僕はうなずき、演奏を初めた。ユニゾンで前半部分を演奏し、後半からはハモリで演奏をした。ギターとトランペットという、自分の中では関係ないと思っていた楽器同士が、ここまで合わせられるなんて。少なくとも、僕はこの瞬間を楽しいと思えた。
***
「よし、どうだった? 音楽は許してくれたか?」
柿原は少し息切れしながら問いかけてきた。
「それはわからないけど……楽しかったよ」
「そうか、それで何よりだ。ちょっと外見てみ」
「外って……うわっ、何この人数」
「ここはいつもの場所や音楽室とは違い、完全防音じゃないんだ。だから、今のクオリティなら廊下を通る人を立ち止まらせる」
「あんなにギャラリーがいるとは」
柿原は立ち上がって、教室のドアを開けた。
「君すごい演奏するんだね。感動しちゃった。あの、君吹奏楽部に入らない? 絶対強力な戦力になるよ」
クラスメイトで、話したこともない女子が近づいてきた。
「どう?」
「いや、吹奏楽はもうやめたんで。ちょっと遠慮させてほしいです」
「ですって、同い年なんだから敬語は使わなくていいから。まあ、気が向いたら来てね。えーと……」
「秋村皐月」
「秋村くん。これからよろしくね」
吹部の子は手を差し伸べてきた。
「あ、うん。よろしく」
僕は恐る恐るその手を握った。触れた瞬間に彼女は力強く握ってきた。
「じゃあね。頑張って」
そして、彼女は帰っていった。その他の人もそれに続いた。
「どうだ? 音楽は」
柿原は笑いかけてきた。
「ああ、楽しいな」
僕は嘘をついた。仕方なかった。今の自分にはやはり音楽は、つらいものでしかなかった。でも演奏している間には無心になれただけ、成長したのかなと思った。
***
「へぇー、そんなことがあったんですか。私もそこにいたかったです」
その日の帰り道、今日は夕日は雲に隠れてしまって、いつもより赤くない空だったが、それでも落ち着いた。人間が一番受容する光の色は赤らしい。確かに直射日光を見なければ、心地よい赤だ。

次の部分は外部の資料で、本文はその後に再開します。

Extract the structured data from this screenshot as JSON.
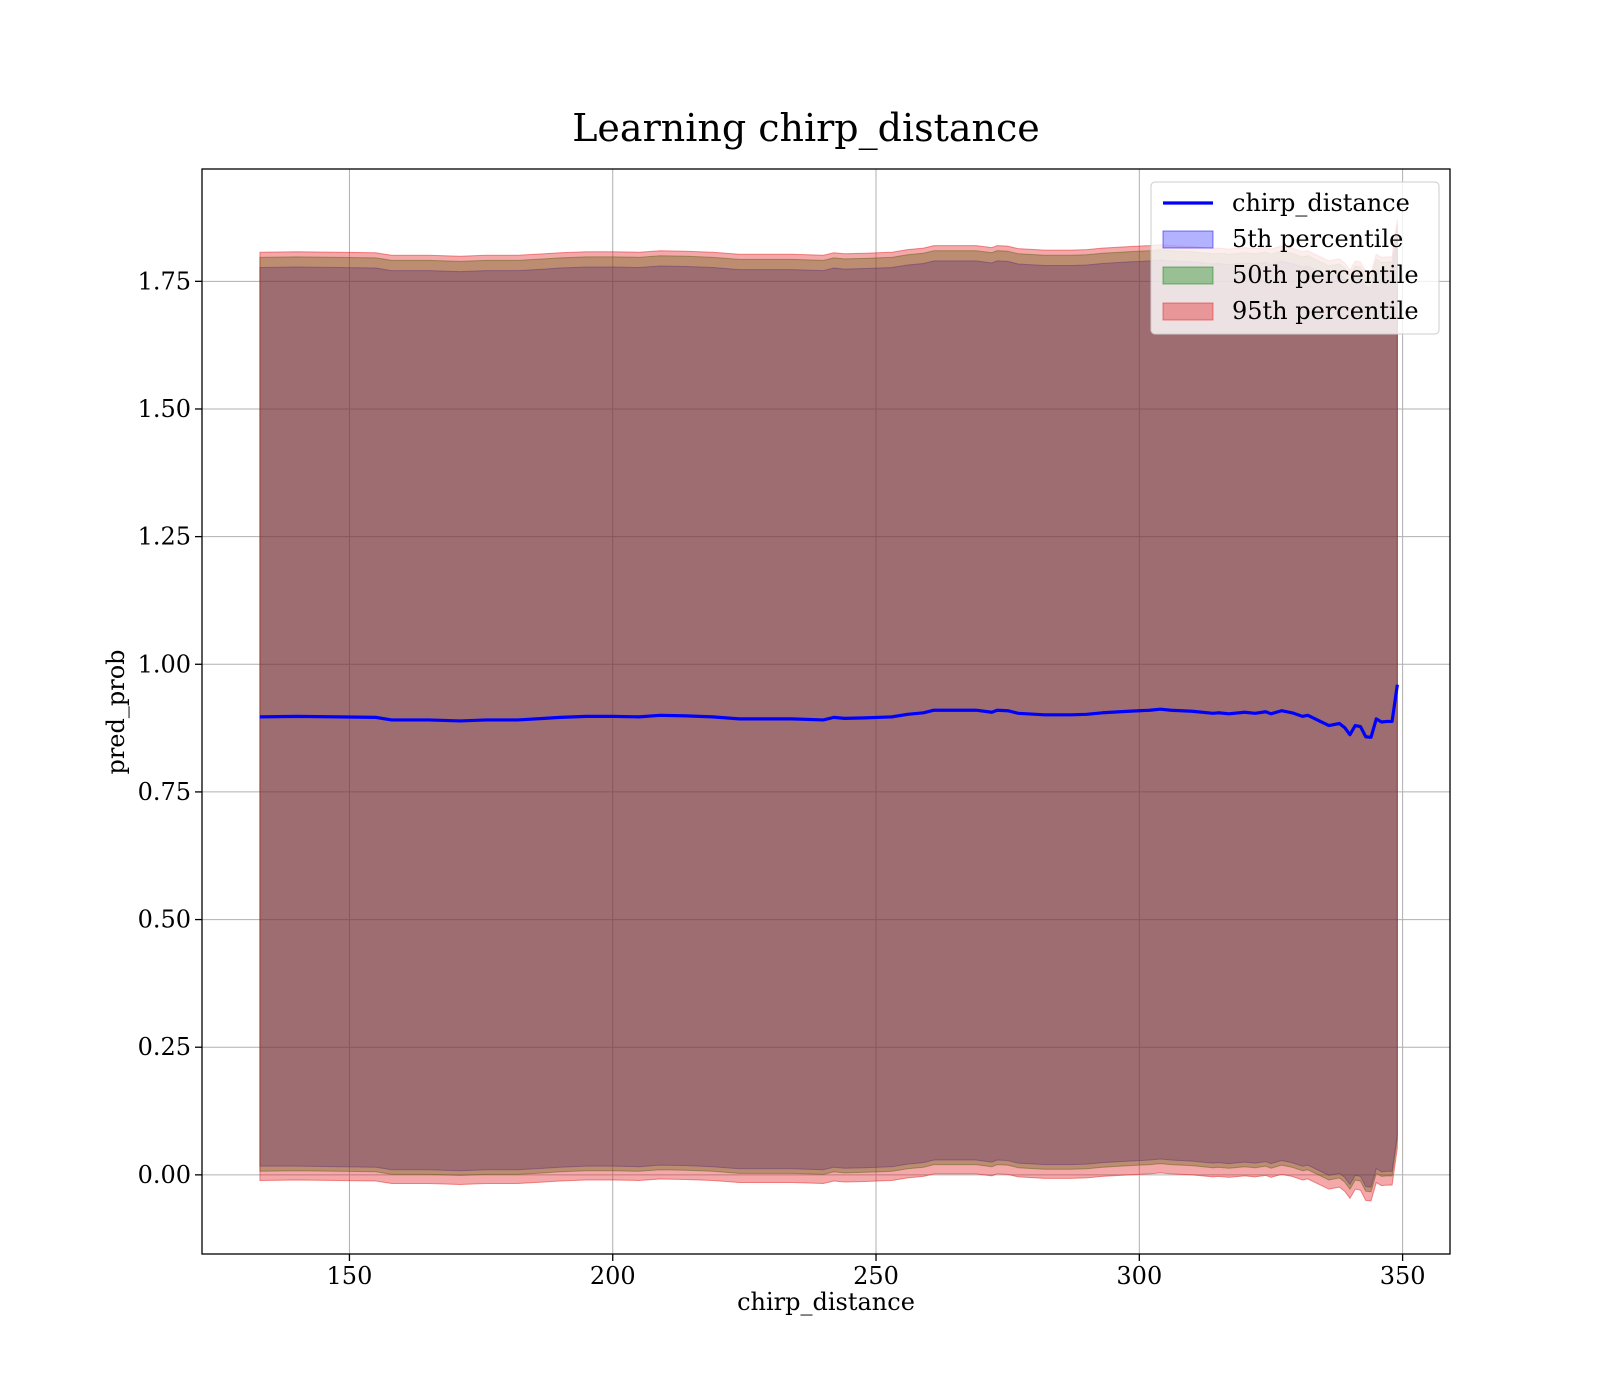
{
  "chart_data": {
    "type": "area",
    "title": "Learning chirp_distance",
    "xlabel": "chirp_distance",
    "ylabel": "pred_prob",
    "xlim": [
      122,
      359
    ],
    "ylim": [
      -0.155,
      1.97
    ],
    "xticks": [
      150,
      200,
      250,
      300,
      350
    ],
    "yticks": [
      0.0,
      0.25,
      0.5,
      0.75,
      1.0,
      1.25,
      1.5,
      1.75
    ],
    "ytick_labels": [
      "0.00",
      "0.25",
      "0.50",
      "0.75",
      "1.00",
      "1.25",
      "1.50",
      "1.75"
    ],
    "grid": true,
    "legend_position": "top-right",
    "x": [
      133,
      140,
      148,
      155,
      158,
      165,
      171,
      176,
      182,
      187,
      190,
      195,
      200,
      205,
      209,
      214,
      219,
      224,
      229,
      234,
      240,
      242,
      244,
      248,
      253,
      256,
      259,
      261,
      264,
      269,
      272,
      273,
      275,
      277,
      282,
      287,
      290,
      293,
      298,
      302,
      304,
      306,
      310,
      314,
      315,
      317,
      320,
      322,
      324,
      325,
      327,
      329,
      331,
      332,
      334,
      336,
      338,
      339,
      340,
      341,
      342,
      343,
      344,
      345,
      346,
      347,
      348,
      349
    ],
    "series": [
      {
        "name": "chirp_distance",
        "type": "line",
        "color": "#0000ff",
        "values": [
          0.897,
          0.898,
          0.897,
          0.896,
          0.891,
          0.891,
          0.889,
          0.891,
          0.891,
          0.894,
          0.896,
          0.898,
          0.898,
          0.897,
          0.9,
          0.899,
          0.897,
          0.893,
          0.893,
          0.893,
          0.891,
          0.896,
          0.894,
          0.895,
          0.897,
          0.902,
          0.905,
          0.91,
          0.91,
          0.91,
          0.906,
          0.91,
          0.909,
          0.904,
          0.901,
          0.901,
          0.902,
          0.905,
          0.908,
          0.91,
          0.912,
          0.91,
          0.908,
          0.904,
          0.905,
          0.903,
          0.906,
          0.904,
          0.907,
          0.903,
          0.909,
          0.905,
          0.898,
          0.9,
          0.89,
          0.88,
          0.884,
          0.876,
          0.862,
          0.88,
          0.878,
          0.858,
          0.857,
          0.893,
          0.887,
          0.888,
          0.888,
          0.96
        ]
      },
      {
        "name": "5th percentile",
        "type": "band",
        "color": "#0000ff",
        "opacity": 0.3,
        "lower": [
          0.017,
          0.017,
          0.016,
          0.015,
          0.01,
          0.01,
          0.008,
          0.01,
          0.01,
          0.013,
          0.015,
          0.017,
          0.017,
          0.016,
          0.019,
          0.018,
          0.016,
          0.012,
          0.012,
          0.012,
          0.01,
          0.015,
          0.013,
          0.014,
          0.016,
          0.021,
          0.024,
          0.029,
          0.029,
          0.029,
          0.025,
          0.029,
          0.028,
          0.023,
          0.02,
          0.02,
          0.021,
          0.024,
          0.027,
          0.029,
          0.031,
          0.029,
          0.027,
          0.023,
          0.024,
          0.022,
          0.025,
          0.023,
          0.026,
          0.022,
          0.028,
          0.024,
          0.017,
          0.019,
          0.009,
          -0.001,
          0.003,
          -0.005,
          -0.019,
          -0.001,
          -0.003,
          -0.023,
          -0.024,
          0.012,
          0.006,
          0.007,
          0.007,
          0.079
        ],
        "upper": [
          1.777,
          1.778,
          1.777,
          1.776,
          1.771,
          1.771,
          1.769,
          1.771,
          1.771,
          1.774,
          1.776,
          1.778,
          1.778,
          1.777,
          1.78,
          1.779,
          1.777,
          1.773,
          1.773,
          1.773,
          1.771,
          1.776,
          1.774,
          1.775,
          1.777,
          1.782,
          1.785,
          1.79,
          1.79,
          1.79,
          1.786,
          1.79,
          1.789,
          1.784,
          1.781,
          1.781,
          1.782,
          1.785,
          1.788,
          1.79,
          1.792,
          1.79,
          1.788,
          1.784,
          1.785,
          1.783,
          1.786,
          1.784,
          1.787,
          1.783,
          1.789,
          1.785,
          1.778,
          1.78,
          1.77,
          1.76,
          1.764,
          1.756,
          1.742,
          1.76,
          1.758,
          1.738,
          1.737,
          1.773,
          1.767,
          1.768,
          1.768,
          1.84
        ]
      },
      {
        "name": "50th percentile",
        "type": "band",
        "color": "#008000",
        "opacity": 0.35,
        "lower": [
          0.007,
          0.008,
          0.007,
          0.006,
          0.001,
          0.001,
          -0.001,
          0.001,
          0.001,
          0.004,
          0.006,
          0.008,
          0.008,
          0.007,
          0.01,
          0.009,
          0.007,
          0.003,
          0.003,
          0.003,
          0.001,
          0.006,
          0.004,
          0.005,
          0.007,
          0.012,
          0.015,
          0.02,
          0.02,
          0.02,
          0.016,
          0.02,
          0.019,
          0.014,
          0.011,
          0.011,
          0.012,
          0.015,
          0.018,
          0.02,
          0.022,
          0.02,
          0.018,
          0.014,
          0.015,
          0.013,
          0.016,
          0.014,
          0.017,
          0.013,
          0.019,
          0.015,
          0.008,
          0.01,
          0.0,
          -0.01,
          -0.006,
          -0.014,
          -0.028,
          -0.01,
          -0.012,
          -0.032,
          -0.033,
          0.003,
          -0.003,
          -0.002,
          -0.002,
          0.07
        ],
        "upper": [
          1.797,
          1.798,
          1.797,
          1.796,
          1.791,
          1.791,
          1.789,
          1.791,
          1.791,
          1.794,
          1.796,
          1.798,
          1.798,
          1.797,
          1.8,
          1.799,
          1.797,
          1.793,
          1.793,
          1.793,
          1.791,
          1.796,
          1.794,
          1.795,
          1.797,
          1.802,
          1.805,
          1.81,
          1.81,
          1.81,
          1.806,
          1.81,
          1.809,
          1.804,
          1.801,
          1.801,
          1.802,
          1.805,
          1.808,
          1.81,
          1.812,
          1.81,
          1.808,
          1.804,
          1.805,
          1.803,
          1.806,
          1.804,
          1.807,
          1.803,
          1.809,
          1.805,
          1.798,
          1.8,
          1.79,
          1.78,
          1.784,
          1.776,
          1.762,
          1.78,
          1.778,
          1.758,
          1.757,
          1.793,
          1.787,
          1.788,
          1.788,
          1.86
        ]
      },
      {
        "name": "95th percentile",
        "type": "band",
        "color": "#e31a1c",
        "opacity": 0.38,
        "lower": [
          -0.011,
          -0.01,
          -0.011,
          -0.012,
          -0.017,
          -0.017,
          -0.019,
          -0.017,
          -0.017,
          -0.014,
          -0.012,
          -0.01,
          -0.01,
          -0.011,
          -0.008,
          -0.009,
          -0.011,
          -0.015,
          -0.015,
          -0.015,
          -0.017,
          -0.012,
          -0.014,
          -0.013,
          -0.011,
          -0.006,
          -0.003,
          0.002,
          0.002,
          0.002,
          -0.002,
          0.002,
          0.001,
          -0.004,
          -0.007,
          -0.007,
          -0.006,
          -0.003,
          0.0,
          0.002,
          0.004,
          0.002,
          0.0,
          -0.004,
          -0.003,
          -0.005,
          -0.002,
          -0.004,
          -0.001,
          -0.005,
          0.001,
          -0.003,
          -0.01,
          -0.008,
          -0.018,
          -0.028,
          -0.024,
          -0.032,
          -0.046,
          -0.028,
          -0.03,
          -0.05,
          -0.051,
          -0.015,
          -0.021,
          -0.02,
          -0.02,
          0.052
        ],
        "upper": [
          1.807,
          1.808,
          1.807,
          1.806,
          1.801,
          1.801,
          1.799,
          1.801,
          1.801,
          1.804,
          1.806,
          1.808,
          1.808,
          1.807,
          1.81,
          1.809,
          1.807,
          1.803,
          1.803,
          1.803,
          1.801,
          1.806,
          1.804,
          1.805,
          1.807,
          1.812,
          1.815,
          1.82,
          1.82,
          1.82,
          1.816,
          1.82,
          1.819,
          1.814,
          1.811,
          1.811,
          1.812,
          1.815,
          1.818,
          1.82,
          1.822,
          1.82,
          1.818,
          1.814,
          1.815,
          1.813,
          1.816,
          1.814,
          1.817,
          1.813,
          1.819,
          1.815,
          1.808,
          1.81,
          1.8,
          1.79,
          1.794,
          1.786,
          1.772,
          1.79,
          1.788,
          1.768,
          1.767,
          1.803,
          1.797,
          1.798,
          1.798,
          1.87
        ]
      }
    ]
  }
}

というより、オレンジ。
「まいちゃんの方の練習は?」
「もう部長の練習本当にきついですよ。先輩よくあんなのに耐えられましたね」
「まあ、ポテンシャルの差かな」
「もー!」
まいちゃんは牛の鳴き声のように不満をあらわにした。
「でも、そんなに楽しかったんならいいじゃないんですか? これからもっと慣れていきましょう。私も頑張るんで」
「そうだね。僕ももう少し頻繁に触ってみようかな」
僕は演奏が終わってから嘘しかついていない。本当はまだ音楽が怖い。そもそも怖かったものを劇的に克服するなんてことはありえないのだ。いい話に落ち着きそうだから、なんとなく合わせているだけ。
どうしても、拒絶してしまう。
そんな自分も、僕は嫌いだったし、恐れていた。